Time and time again, long-term investing in high-quality dividend-growth stocks has shown itself to be a winning formula. Steadily growing dividend payments signal that the financial health of a company is sound and that it operates a mature business with a wide economic moat, making it resistant to slumps in the economic cycle.
It is also gives investors access to the magic of compounding, which is a powerful long-term tool for enhancing returns.
You see, by reinvesting dividends through a dividend-reinvestment plan or DRIP, investors not only benefit from a growing dividend, but also from the increasing value of the shares themselves.
How this enhances returns becomes apparent when considering the total return of Toronto-Dominion Bank (TSX:TD)(NYSE:TD) over the last 10 years. Had an investor reinvested the dividends in the bank’s DRIP, they would have earned a total return of 157% compared to a return of 123% had they taken the dividends as cash. A very handy and additional return of 34% was generated solely by reinvesting the dividends.
Here are three dividend-growth stocks that have solid histories of dividend increases behind them, the ability to make further hikes, and DRIPs available to investors.
Now what?
First is Canada’s largest provider of midstream services to the energy patch Enbridge Inc. (TSX:ENB)(NYSE:ENB). It has an impressive dividend history, having boosted its dividend for 21 years straight to now yield a very tasty 4%.
Besides offering investors a DRIP that gives them a 2% discount on every share purchased through the program, there are signs that Enbridge will continue to grow its dividend.
The billion-dollar acquisition of Spectra Energy Corp. (NYSE:SE) will create North America’s largest energy infrastructure company and a $26 billion project pipeline that will support significant double-digit earnings growth. As a result, Enbridge is well positioned to unlock further value for shareholders and grow its dividend by the 10-12% annually between now and 2024.
Next up is Brookfield Infrastructure Partners L.P. (TSX:BIP.UN)(NYSE:BIP). While it doesn’t have the same enviable history as Enbridge, it has delivered outstanding return for investors. In the relatively short time that it has been publicly listed, Brookfield Infrastructure has increased its dividend for nine years straight, the latest being a very juicy 11% hike at the end of 2016.
There are signs that these regular increases will continue because of Brookfield Infrastructure’s impressive earnings growth. Not only does it have a solid pipeline of projects under development, which, on completion, will boost earnings, but a significant portion of its EBITDA is linked to inflation.
Then there is the ever-expanding demand for infrastructure globally which is being amplified in developing nations by swelling populations and the marked shortfall of investment in infrastructure.
Even if the purchase of a controlling interest in Brazilian gas pipeline utility Nova Transportadora do Sudeste falls through, there will still be plenty of momentum behind Brookfield Infrastructure’s earnings.
For these reasons, Brookfield Infrastructure’s distribution should keep growing at a double-digit pace.
Finally, there is electric utility Fortis Inc. (TSX:FTS)(NYSE:FTS).
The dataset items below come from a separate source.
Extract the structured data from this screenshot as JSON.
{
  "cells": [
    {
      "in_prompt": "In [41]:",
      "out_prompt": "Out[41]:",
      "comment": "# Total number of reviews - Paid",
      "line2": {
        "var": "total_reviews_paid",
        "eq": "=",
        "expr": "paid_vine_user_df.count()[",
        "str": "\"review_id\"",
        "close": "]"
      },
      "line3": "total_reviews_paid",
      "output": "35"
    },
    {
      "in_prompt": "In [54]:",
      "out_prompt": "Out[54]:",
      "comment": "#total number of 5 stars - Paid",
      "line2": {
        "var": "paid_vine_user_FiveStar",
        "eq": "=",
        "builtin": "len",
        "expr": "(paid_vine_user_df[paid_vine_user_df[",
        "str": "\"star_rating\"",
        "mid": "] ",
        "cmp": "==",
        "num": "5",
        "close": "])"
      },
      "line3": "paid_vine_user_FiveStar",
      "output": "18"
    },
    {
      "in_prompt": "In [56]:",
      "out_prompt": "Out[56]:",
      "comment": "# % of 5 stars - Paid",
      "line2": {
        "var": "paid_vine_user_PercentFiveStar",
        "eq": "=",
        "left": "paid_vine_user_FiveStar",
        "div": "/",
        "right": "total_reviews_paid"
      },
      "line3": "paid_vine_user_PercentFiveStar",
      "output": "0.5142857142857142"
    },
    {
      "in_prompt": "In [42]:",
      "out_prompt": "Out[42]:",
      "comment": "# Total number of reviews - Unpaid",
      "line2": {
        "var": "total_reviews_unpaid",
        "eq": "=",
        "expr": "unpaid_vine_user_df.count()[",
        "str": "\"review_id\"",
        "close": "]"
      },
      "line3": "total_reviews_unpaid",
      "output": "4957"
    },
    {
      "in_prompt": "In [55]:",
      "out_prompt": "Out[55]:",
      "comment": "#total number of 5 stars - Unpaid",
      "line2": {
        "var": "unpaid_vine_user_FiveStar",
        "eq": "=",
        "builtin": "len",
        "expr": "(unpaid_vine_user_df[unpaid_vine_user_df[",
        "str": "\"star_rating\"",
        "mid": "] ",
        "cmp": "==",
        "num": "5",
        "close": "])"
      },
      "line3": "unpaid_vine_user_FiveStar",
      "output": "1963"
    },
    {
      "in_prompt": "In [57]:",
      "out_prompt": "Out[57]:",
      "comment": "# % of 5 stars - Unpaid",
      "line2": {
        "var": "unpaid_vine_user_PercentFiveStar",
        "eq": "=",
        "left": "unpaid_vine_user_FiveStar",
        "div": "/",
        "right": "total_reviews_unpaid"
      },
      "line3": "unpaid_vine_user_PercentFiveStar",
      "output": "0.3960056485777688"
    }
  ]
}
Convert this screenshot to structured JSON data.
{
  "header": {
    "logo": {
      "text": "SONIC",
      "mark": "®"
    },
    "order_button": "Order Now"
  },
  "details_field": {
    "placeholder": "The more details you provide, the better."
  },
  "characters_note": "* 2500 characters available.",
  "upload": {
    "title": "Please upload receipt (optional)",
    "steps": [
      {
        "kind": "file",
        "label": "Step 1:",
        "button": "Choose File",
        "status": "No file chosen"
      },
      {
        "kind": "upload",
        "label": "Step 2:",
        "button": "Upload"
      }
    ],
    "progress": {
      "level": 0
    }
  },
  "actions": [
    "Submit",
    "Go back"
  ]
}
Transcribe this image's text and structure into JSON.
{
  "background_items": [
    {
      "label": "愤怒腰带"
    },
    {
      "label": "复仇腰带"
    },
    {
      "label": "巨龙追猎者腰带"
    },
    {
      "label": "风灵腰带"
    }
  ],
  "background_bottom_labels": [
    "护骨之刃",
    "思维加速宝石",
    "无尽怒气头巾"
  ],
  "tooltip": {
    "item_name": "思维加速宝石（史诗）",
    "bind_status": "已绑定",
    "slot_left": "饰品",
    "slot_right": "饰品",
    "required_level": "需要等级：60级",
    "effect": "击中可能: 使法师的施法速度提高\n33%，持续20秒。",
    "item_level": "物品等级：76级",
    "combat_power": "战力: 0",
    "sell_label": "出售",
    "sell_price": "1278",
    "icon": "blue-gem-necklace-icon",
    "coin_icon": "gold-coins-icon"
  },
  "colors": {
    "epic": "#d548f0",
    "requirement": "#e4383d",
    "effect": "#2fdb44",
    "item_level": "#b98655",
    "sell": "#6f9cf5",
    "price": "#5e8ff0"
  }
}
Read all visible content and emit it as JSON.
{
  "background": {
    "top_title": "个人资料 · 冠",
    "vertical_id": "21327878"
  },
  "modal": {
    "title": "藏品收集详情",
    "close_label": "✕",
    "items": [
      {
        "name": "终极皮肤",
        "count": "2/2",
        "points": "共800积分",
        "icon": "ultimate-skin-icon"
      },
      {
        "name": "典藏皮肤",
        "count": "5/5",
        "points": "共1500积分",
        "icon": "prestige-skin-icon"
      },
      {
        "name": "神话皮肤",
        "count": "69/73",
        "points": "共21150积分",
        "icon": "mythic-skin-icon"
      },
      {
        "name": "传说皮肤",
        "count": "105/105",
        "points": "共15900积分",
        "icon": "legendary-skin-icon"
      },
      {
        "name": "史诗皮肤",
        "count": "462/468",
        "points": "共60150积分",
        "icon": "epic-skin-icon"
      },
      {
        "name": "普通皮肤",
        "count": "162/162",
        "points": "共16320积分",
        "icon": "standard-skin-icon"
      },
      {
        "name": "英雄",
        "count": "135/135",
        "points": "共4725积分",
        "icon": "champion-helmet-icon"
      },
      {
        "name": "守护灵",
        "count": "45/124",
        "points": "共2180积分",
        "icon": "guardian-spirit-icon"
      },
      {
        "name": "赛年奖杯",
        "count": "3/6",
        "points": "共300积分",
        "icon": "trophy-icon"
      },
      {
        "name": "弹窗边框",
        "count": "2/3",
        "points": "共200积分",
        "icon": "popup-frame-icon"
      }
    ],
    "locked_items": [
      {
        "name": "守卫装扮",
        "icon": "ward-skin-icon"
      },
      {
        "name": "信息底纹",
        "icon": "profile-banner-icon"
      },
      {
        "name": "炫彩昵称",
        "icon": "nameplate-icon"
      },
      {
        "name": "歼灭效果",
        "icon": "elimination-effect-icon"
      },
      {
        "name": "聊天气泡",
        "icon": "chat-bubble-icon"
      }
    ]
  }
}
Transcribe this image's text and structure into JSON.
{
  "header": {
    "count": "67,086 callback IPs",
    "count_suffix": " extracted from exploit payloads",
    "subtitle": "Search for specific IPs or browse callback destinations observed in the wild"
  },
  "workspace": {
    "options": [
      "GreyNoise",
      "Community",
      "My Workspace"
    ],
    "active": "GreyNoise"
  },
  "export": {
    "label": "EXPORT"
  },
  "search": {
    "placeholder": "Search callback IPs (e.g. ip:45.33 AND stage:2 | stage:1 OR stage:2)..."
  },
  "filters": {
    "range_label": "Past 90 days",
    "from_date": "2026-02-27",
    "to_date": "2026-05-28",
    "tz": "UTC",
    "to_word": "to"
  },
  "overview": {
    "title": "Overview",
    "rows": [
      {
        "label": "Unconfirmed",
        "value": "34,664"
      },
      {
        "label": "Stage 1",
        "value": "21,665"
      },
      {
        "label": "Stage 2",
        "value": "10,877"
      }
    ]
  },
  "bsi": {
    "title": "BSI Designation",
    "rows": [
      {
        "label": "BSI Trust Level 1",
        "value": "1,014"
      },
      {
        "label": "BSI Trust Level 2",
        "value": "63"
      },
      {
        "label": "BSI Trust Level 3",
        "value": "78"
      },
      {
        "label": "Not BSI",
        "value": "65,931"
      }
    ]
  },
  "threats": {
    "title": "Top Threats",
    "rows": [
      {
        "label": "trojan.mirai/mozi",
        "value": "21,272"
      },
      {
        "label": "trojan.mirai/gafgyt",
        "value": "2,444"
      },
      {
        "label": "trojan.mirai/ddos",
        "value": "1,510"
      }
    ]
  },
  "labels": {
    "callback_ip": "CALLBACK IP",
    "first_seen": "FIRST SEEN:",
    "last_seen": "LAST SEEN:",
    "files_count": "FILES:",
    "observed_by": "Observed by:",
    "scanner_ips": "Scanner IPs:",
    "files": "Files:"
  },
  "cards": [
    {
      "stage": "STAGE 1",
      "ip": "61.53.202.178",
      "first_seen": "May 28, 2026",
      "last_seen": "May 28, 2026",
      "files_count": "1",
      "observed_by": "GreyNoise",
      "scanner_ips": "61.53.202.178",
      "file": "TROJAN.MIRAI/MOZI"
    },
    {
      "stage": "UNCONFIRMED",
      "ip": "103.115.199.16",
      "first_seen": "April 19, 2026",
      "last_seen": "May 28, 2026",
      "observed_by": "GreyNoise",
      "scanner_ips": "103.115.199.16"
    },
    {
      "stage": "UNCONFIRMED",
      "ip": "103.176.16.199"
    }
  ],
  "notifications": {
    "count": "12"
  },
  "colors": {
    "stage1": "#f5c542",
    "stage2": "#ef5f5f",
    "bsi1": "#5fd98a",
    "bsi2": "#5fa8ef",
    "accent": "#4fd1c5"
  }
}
Impressively, it has hiked its dividend for 43 years straight to now yield a tasty 3.7%, and there are clear indications that this solid rate of growth should continue. The inelastic demand for electricity, along with stable cash flows and growing earnings from higher electricity output at its U.S. operations, will sustain further dividend growth.
So what?
All three stocks have a long history of consistent dividend increases coupled with solid businesses, stable cash flows and strong earnings growth, which should see them continue to increase their dividends. This combined with the fact that they offer investors the ability to reinvest dividends by way of a DRIP makes them powerful means of enhancing returns in any portfolio.